Luman frowned. “Indian? What kind of Indian?”

The children all shrugged.

Luman felt a growing suspicion like a tickling sensation in the pit of his stomach. “Was he wearing a tall hat? A tall hat and a red blanket?”

The freckled child nodded.

Luman took a deep breath and exhaled slowly. Then he stepped back to make room for the operation of the rod, gripped its fork with his two hands, and pointed its shaft out, parallel with the ground. “Was this Ashtar once a Haudenosaunee named Dadgayadoh?”

The rod bobbed.

Luman felt light-headed. Dadgayadoh had been a good trader, an ambitious Company man from the Ohio Forks. He had become a draug . . . and then a tree.

Luman wanted to sit down. He almost wanted a drink to steady himself, but he had sworn off alcohol to his Memphite initiator, years earlier.

“So?” the girl who resembled Sarah asked. “Are you going to start a college of magic?”

Luman laughed at the incongruity, and then smiled. “You know what? Maybe I will.”

#

“I have not felt at home in many years,” Bill said.

“I regret that I was not able to make New Orleans a more accommodating place for you.” Cathy smiled at her betrothed. “I did try.”

They rode horses through the streets of Cahokia, he would not say to where.

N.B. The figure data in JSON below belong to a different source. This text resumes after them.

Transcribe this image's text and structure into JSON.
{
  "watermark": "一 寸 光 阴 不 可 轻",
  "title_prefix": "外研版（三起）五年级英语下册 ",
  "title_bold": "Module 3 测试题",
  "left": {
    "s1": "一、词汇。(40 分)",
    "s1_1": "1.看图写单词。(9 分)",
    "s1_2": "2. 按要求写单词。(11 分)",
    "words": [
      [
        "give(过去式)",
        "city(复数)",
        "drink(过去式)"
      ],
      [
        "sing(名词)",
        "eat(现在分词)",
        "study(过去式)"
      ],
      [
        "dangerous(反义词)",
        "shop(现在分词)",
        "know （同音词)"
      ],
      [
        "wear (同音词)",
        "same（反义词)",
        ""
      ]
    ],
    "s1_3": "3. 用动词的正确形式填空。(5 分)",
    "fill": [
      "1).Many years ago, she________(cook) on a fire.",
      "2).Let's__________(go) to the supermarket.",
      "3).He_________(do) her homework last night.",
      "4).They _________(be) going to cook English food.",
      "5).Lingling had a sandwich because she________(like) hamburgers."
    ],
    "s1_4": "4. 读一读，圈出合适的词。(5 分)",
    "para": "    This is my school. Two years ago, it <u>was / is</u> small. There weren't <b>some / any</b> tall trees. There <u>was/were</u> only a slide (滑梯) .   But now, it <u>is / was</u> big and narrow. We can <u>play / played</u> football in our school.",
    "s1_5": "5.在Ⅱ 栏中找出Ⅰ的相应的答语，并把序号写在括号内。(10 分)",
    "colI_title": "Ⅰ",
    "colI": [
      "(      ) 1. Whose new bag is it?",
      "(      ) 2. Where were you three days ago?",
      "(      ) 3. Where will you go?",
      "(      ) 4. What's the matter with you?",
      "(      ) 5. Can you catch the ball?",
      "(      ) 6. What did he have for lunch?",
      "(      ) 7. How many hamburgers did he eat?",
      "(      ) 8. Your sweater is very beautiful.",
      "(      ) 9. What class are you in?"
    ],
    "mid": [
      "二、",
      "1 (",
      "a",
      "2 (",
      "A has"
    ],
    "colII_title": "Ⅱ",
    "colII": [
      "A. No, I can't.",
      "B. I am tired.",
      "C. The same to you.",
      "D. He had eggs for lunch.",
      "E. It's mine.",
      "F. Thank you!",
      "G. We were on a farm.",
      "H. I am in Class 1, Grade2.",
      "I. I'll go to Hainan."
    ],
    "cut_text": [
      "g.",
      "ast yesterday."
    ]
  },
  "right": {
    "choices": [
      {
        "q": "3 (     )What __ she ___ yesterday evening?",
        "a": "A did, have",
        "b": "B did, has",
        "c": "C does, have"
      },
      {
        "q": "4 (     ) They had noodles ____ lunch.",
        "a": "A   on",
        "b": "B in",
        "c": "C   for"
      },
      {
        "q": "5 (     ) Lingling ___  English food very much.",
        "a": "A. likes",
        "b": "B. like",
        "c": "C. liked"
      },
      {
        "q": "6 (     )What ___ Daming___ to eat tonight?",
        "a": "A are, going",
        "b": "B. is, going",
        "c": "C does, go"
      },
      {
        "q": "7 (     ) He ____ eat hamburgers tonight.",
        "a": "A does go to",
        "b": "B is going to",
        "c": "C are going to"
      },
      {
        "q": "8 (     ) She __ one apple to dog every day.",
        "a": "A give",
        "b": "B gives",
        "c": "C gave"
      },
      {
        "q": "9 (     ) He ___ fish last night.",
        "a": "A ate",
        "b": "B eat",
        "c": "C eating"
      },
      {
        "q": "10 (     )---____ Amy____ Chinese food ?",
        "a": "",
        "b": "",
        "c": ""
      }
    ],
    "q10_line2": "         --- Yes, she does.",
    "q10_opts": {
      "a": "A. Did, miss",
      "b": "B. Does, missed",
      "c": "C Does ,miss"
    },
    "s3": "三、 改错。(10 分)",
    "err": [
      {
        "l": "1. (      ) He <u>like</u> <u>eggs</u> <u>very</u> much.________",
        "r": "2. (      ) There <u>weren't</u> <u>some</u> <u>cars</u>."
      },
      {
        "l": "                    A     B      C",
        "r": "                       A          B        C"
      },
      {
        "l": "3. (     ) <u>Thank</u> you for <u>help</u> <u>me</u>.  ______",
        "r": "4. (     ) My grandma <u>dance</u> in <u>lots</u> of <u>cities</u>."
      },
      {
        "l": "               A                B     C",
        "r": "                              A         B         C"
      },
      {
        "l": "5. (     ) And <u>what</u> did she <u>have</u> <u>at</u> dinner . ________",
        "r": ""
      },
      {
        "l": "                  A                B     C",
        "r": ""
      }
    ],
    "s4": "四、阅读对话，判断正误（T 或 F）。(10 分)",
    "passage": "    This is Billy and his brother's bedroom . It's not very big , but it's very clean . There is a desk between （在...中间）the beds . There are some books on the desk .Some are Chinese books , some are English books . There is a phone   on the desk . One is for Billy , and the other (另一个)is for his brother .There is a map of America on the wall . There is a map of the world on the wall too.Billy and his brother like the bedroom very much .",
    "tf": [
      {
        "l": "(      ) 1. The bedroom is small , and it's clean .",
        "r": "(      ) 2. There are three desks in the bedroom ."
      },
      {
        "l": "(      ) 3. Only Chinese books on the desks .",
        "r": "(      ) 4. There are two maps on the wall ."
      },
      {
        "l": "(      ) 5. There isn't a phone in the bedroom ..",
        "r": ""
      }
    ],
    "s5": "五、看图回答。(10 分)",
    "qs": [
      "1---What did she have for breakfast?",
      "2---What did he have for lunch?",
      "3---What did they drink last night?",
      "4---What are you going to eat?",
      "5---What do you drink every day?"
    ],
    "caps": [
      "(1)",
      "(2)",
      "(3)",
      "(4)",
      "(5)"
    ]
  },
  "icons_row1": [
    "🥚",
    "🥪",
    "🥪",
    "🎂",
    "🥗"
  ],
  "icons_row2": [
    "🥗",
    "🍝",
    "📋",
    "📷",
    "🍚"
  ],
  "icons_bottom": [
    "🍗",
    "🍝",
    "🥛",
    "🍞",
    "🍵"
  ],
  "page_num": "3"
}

They crossed many-sided plazas and passed building after building in a state of partial construction; many had been shattered or burned by the Imperials or the beastkind, and more had been knocked flat by earthquakes. Cathy shielded herself from the rain with a baleen-framed umbrella that Bill had given her, while Bill relied on his coat and hat.

Bill laughed. “My lady, but for you, New Orleans was a hell on earth. But that is not what I mean. I am a soldier, and a cavalryman, and my life has been lived in saddle, tent, and hotel room. I am a man of Johnsland, but it is many years since I spent any significant time there. I need a home.”

He stopped his horse and Cathy stopped beside him. She reached out to touch his hand, big and muscular, and wet with cold rain. “I have felt the same.”

Bill nodded and took her hand. “I hoped you would say that. I hoped you might feel that this could become our home.”

She smiled at him. “Cahokia is our home, Bill. But truthfully, I would spend another twenty years in tent and saddle, so long as I could be with you.”

“Heaven’s finials, Cathy, I am so tickled at your words that I can scarcely bring myself to point out that you misunderstand me.”

Cathy’s heart skipped a beat, but her long practice at concealing uncertainty served her well, and her smile remained in place. “Whatever can you mean, my knight?”

“This.” Bill released her hand and gestured, and for the first time, Cathy really noticed the building beside which they had stopped. It was a low mound, of the Cahokian residential style — its first floor was half-sunk in the earth, with additional stories built atop it. Only this mound was wrecked and burned, its timbers askew in the mud and its thatch only vaguely remembered in tufts of scorched straw lying here and there. “I had hoped this could become our home.”

Cathy gasped. She tried to say something elegant, and couldn’t find words.